I'm not sure if the market stall holder in this photo is telling the buyer what he can do with his offer or if he is asking for $2!
Back in the 1960s, bartering was a way of life. You would start at about half what the seller was asking and between you, you would haggle to a price somewhere in between. This way both parties were happy. If you were unhappy with the price, you would walk off but you could always guarantee that the seller would call you back. Whatever the price was, you always felt that you got a good deal. The market stalls were great places for bartering as was Change Alley but it seemed that everywhere we went, they were happy to reduce their prices.
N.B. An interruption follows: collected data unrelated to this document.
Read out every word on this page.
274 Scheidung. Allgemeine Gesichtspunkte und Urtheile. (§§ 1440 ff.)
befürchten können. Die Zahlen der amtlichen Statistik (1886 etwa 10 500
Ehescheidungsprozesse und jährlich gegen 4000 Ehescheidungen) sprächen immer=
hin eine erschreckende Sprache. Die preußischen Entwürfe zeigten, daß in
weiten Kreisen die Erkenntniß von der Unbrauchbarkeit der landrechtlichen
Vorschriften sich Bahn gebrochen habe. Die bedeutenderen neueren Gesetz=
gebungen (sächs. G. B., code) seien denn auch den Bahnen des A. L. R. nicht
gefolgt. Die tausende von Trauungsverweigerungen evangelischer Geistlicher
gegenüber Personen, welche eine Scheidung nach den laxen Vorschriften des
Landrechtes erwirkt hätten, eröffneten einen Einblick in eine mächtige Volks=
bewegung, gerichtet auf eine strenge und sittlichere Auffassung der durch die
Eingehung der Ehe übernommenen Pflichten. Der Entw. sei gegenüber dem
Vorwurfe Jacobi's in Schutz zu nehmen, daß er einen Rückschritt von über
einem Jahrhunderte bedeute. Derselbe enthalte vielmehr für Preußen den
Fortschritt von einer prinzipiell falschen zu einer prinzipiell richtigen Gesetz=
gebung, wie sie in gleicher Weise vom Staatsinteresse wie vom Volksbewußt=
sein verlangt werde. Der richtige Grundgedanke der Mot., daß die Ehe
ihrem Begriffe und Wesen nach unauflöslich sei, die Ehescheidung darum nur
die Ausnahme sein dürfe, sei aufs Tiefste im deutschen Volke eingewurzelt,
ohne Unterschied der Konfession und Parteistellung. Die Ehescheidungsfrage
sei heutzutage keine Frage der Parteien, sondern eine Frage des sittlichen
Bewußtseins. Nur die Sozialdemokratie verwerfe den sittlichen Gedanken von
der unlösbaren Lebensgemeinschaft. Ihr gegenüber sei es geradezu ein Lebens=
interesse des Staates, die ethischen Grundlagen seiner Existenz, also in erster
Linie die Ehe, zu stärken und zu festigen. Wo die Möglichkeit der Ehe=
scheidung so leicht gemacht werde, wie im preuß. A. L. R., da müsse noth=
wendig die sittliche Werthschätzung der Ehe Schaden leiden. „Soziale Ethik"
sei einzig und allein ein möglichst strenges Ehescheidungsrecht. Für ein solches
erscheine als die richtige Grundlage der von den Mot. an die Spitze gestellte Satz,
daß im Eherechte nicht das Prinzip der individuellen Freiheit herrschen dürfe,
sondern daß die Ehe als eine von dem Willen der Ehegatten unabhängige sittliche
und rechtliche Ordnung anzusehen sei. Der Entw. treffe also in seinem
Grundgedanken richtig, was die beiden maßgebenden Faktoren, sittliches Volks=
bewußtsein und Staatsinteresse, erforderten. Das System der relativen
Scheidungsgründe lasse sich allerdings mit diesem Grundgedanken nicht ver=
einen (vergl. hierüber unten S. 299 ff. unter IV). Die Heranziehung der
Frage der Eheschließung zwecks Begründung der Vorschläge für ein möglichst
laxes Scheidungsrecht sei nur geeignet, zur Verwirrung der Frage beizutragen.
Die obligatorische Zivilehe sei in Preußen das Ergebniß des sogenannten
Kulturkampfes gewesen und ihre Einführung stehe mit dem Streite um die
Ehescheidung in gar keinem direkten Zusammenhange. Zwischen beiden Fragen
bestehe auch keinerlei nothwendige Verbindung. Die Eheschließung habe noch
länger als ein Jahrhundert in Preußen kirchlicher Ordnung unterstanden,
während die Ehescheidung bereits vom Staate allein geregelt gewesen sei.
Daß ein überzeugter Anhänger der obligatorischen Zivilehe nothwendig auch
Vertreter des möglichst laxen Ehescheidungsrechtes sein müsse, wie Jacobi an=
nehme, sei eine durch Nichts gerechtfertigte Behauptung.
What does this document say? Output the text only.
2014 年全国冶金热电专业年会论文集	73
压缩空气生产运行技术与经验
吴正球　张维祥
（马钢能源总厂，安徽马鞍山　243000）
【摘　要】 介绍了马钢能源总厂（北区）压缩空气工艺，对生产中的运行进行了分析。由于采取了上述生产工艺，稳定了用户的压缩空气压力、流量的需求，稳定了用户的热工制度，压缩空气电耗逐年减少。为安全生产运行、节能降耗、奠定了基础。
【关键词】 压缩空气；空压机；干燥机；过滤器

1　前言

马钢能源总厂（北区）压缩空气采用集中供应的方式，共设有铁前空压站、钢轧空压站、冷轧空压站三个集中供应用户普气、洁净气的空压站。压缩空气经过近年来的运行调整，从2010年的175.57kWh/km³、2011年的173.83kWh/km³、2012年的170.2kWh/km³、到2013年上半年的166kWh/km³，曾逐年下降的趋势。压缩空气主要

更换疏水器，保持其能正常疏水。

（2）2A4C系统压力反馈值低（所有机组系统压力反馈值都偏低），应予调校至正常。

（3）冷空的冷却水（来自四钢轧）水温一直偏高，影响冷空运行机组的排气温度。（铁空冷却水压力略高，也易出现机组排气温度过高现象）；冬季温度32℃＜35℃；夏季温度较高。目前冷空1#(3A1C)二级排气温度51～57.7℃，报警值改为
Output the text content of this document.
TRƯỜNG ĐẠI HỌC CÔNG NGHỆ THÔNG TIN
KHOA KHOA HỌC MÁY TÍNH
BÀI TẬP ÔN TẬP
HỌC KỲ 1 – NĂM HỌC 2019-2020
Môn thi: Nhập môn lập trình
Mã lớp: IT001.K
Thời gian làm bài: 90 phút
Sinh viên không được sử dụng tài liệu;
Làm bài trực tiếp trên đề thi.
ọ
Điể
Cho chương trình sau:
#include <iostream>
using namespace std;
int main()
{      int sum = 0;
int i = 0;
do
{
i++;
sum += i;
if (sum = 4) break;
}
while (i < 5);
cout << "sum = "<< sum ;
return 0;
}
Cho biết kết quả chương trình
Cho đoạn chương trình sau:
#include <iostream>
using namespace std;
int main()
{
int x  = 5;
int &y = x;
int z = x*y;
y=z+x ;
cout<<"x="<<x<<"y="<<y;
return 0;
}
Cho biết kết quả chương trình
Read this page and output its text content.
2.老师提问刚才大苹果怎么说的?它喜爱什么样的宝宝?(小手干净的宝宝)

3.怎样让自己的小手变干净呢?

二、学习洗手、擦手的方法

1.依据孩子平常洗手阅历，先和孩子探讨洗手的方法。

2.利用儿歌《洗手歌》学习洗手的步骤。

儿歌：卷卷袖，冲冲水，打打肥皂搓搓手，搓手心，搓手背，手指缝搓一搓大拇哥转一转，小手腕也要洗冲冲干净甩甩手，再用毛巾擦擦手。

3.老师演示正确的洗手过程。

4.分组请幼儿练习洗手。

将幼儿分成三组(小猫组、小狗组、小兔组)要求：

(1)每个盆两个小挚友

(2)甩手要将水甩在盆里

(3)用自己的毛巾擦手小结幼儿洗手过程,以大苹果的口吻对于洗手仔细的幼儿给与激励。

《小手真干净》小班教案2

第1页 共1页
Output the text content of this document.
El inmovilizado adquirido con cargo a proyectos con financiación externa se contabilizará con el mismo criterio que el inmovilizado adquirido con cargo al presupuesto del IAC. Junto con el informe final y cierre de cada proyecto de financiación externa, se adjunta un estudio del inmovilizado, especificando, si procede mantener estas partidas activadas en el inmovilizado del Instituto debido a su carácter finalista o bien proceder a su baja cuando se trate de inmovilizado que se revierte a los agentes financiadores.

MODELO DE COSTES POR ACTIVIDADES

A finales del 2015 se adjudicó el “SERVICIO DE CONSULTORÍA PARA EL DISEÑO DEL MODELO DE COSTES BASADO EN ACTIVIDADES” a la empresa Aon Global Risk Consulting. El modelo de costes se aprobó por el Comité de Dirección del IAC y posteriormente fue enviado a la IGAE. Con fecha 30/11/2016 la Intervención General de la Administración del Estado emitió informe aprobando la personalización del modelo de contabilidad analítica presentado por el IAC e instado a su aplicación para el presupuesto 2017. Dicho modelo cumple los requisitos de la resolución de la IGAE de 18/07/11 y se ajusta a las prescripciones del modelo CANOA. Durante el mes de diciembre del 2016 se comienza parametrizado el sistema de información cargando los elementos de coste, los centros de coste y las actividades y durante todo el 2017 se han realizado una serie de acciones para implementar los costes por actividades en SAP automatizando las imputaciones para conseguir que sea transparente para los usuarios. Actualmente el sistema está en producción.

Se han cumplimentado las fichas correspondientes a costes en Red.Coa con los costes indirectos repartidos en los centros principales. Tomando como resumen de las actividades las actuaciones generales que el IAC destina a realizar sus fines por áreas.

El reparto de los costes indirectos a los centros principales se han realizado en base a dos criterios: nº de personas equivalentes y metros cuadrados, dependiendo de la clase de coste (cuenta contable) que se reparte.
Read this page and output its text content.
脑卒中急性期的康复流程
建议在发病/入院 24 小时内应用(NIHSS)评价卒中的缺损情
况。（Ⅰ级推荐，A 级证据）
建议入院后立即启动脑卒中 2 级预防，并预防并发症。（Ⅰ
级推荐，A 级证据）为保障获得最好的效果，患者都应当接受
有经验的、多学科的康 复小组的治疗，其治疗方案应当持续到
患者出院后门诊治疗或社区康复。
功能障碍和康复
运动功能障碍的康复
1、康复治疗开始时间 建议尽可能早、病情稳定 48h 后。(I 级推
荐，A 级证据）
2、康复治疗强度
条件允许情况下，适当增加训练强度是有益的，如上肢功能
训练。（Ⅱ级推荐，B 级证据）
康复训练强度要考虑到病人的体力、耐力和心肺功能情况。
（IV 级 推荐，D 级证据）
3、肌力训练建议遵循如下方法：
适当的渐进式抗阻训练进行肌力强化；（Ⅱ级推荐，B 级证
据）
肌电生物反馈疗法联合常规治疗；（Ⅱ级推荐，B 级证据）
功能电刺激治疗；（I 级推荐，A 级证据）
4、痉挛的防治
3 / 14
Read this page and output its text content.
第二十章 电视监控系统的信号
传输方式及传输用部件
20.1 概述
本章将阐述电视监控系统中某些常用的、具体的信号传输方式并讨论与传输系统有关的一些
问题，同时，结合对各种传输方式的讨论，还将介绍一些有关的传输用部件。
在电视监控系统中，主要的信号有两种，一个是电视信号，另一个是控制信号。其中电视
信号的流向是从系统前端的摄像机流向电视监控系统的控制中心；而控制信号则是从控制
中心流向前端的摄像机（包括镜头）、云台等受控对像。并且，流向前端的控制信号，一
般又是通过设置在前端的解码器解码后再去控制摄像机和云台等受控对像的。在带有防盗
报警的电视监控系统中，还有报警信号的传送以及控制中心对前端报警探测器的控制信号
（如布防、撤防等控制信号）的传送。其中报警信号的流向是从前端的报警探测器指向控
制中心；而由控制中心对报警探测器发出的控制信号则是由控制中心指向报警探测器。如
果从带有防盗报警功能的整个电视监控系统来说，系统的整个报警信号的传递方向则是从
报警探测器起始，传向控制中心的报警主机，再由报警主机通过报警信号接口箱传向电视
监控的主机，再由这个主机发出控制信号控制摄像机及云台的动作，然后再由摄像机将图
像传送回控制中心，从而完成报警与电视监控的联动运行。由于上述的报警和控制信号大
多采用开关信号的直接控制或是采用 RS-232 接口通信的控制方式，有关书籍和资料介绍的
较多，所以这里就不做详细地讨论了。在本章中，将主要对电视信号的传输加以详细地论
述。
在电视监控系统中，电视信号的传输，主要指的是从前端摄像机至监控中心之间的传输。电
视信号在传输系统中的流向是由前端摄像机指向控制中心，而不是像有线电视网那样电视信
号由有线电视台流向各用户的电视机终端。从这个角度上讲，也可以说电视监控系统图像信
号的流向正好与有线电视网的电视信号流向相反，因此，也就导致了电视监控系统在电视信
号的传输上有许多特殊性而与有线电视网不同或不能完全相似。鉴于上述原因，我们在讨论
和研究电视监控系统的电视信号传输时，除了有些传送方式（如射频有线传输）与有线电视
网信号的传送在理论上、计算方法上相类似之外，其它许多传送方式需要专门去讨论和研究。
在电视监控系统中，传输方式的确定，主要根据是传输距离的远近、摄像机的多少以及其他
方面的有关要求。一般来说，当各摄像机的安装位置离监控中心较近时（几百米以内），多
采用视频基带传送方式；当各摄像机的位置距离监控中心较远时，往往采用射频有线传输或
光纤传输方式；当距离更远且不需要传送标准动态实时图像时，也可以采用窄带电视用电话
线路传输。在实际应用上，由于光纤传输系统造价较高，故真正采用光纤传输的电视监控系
When I went back to Singapore in 1990, I tried to barter again. I found that I was just laughed at, things had changed!
People enjoyed trying to get a bargain and the locals expected it anyway so put their prices up to start off with. I remember when we first got there, my parents were looking for a table and chairs. They saw some they liked and asked how much they were. Sometimes, you would get ridiculously high prices because the locals knew that you had just arrived by how white you were!
The reply was ‘Two Dollar Fifty, Missy!’
My mum was surprised and turned to my dad and said ‘Two Dollars Fifty!’, thinking it was very cheap.
The man in the shop thought that she thought they were expensive and instantly reduced the price to two dollars!
They couldn’t have made much profit in the shops because they always gave all of us a drink and if you didn’t have a car, they would take you and the furniture back home for free!
I'm sure that many people got a bargain and there must be souvenirs from Singapore all over Britain because of this. Unfortunately, after 40 or so years, much of it seems to have ended up in charity shops!